Today we’re joined by Jennifer M.K.. Jennifer is a fantastic, incredibly versatile artist who does a bit of everything. She’s an aspiring writer who has written both fiction and nonfiction. Aside from writing, Jennifer is also musically inclined and enjoys singing. She also weaves potholders and creates virtual pottery. Jennifer is an incredibly dedicated artist who loves to create and it shows in her beautiful work, as you’ll soon see. My thanks to her for taking the time to participate in this interview.
Please, tell us about your art.
I’m an aspiring writer who also sings, weaves potholders, and creates virtual pottery on the Let’s Create! Pottery app. As far as writing goes, I’ve dabbled in poetry, short stories, and I accidentally started a fantasy novel last month (a one-shot hit a growth spurt). For school, I’ve mainly written literary analyses, sociological essays, and other nonfiction pieces.
What inspires you?
I’m not actually sure about writing. I always want it to be perfect on the first draft, so I usually lose sight of whatever inspired me in the first place. Using prompts, doing writing exercising, taking a break, and reading fanfiction all can help me climb out of the perfectionism rut.
For singing, just listening to other musicians can easily inspire me to improvise a cover, even if I’m just doing things around my room or something. Singing just feels so wonderful when I don’t put pressure on myself to perform.
When it comes to potholders and virtual pottery, I usually look to my surroundings, or I make the piece with a specific person or theme in mind.
What got you interested in your field? Have you always wanted to be an artist?
I actually hated reading and writing when I first started school! I didn’t catch the bookworm until the spine of Ron Roy’s The Invisible Island caught my eye from a library shelf when I was eight. By the time I finished his A to Z Mysteries series, of which Island is a part, I was hooked. As I read more, my writing improved, and by the time I was eleven or twelve, I knew I wanted to explore writing more. I’m finally taking the plunge and declaring a writing major.
I’ve just loved music and singing for longer than I can remember. Both of my grandfathers were musically talented, so it might be in my DNA.
I started the potholders because I was stressed out and nostalgic. It’s something for my hands to do when I need to concentrate on a simple distraction.
I actually found out about the pottery app when I was working with summer preschoolers. It just seemed so fun and relaxing.
Do you have any kind of special or unique signature, symbol, or feature you include in your work that you’d be willing to reveal?
I don’t know yet. I’m only beginning to explore and expand my creative pursuits.
What advice would you give young aspiring artists?

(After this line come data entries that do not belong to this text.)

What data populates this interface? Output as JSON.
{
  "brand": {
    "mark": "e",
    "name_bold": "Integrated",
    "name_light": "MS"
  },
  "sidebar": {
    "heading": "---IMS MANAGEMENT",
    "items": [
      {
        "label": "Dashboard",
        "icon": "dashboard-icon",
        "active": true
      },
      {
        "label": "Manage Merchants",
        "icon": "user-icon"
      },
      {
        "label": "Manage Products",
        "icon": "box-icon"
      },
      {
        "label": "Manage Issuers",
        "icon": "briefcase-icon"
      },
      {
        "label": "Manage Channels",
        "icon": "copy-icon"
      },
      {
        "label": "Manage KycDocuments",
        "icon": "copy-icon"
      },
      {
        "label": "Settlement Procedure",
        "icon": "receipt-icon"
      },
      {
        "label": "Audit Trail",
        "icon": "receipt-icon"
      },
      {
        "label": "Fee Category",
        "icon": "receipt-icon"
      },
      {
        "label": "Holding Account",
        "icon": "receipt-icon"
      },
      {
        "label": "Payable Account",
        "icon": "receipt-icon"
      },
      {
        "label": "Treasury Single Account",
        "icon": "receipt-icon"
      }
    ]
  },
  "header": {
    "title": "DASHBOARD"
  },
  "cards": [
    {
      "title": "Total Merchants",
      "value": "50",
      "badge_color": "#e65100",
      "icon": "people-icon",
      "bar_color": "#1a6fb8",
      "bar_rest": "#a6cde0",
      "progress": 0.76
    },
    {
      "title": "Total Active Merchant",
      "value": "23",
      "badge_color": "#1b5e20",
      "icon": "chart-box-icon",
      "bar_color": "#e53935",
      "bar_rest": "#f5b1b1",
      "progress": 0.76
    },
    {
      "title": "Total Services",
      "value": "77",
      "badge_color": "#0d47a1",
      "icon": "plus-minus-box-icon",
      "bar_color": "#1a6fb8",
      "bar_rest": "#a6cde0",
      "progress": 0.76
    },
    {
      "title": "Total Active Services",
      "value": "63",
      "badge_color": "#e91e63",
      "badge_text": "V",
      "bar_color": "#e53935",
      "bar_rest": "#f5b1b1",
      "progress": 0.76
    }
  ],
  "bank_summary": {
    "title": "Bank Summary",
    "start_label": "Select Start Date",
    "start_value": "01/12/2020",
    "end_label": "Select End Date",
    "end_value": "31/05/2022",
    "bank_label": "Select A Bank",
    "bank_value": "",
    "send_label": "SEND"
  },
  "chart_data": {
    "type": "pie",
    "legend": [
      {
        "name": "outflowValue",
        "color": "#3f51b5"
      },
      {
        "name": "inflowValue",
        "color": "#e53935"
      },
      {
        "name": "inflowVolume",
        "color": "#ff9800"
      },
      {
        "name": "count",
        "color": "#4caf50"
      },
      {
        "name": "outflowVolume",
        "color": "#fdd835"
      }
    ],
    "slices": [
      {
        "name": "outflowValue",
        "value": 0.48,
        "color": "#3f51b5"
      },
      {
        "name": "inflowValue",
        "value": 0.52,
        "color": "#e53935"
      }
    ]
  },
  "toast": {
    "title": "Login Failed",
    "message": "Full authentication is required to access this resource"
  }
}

You will always doubt your own work, but everyone is too busy freaking out about their own to notice the flaws in yours. We’re all in the same boat, so we might as well sit back and try to have some fun on the ride, even when the hull springs a leak (or fifty). Yes, that advice is much easier said than done, and that’s OK too. We have life vests and duct tape.
Where on the spectrum do you identify?
Have you encountered any kind of ace prejudice or ignorance in your field? If so, how do you handle it?
I’m still super new to the field, so I haven’t yet. If I do, I hope to remind myself that asexuality is valid, and I know I could reach out to asexual people and safe spaces.
What’s the most common misconception about asexuality that you’ve encountered?
It’s a tie between the idea that asexuality “isn’t possible,” and that it’s synonymous with celibacy. Honorable mentions: asexual humans are not capable of sex, or we just need “to find the right person.”
What advice would you give to any asexual individuals out there who might be struggling with their orientation?
Pretty much the same advice I have for aspiring artists: questioning your own is normal, and you are not the only one going through the struggle right now. This boat, too, caries many a passenger at any given time. Some stay for a short trip, others seem to become part of the woodwork. However long you ride, you might as well take the time to explore and chat with the rest of the crew.
Finally, where can people find out more about your work?
Thank you, Jennifer, for participating in this interview and in this project. It’s very much appreciated.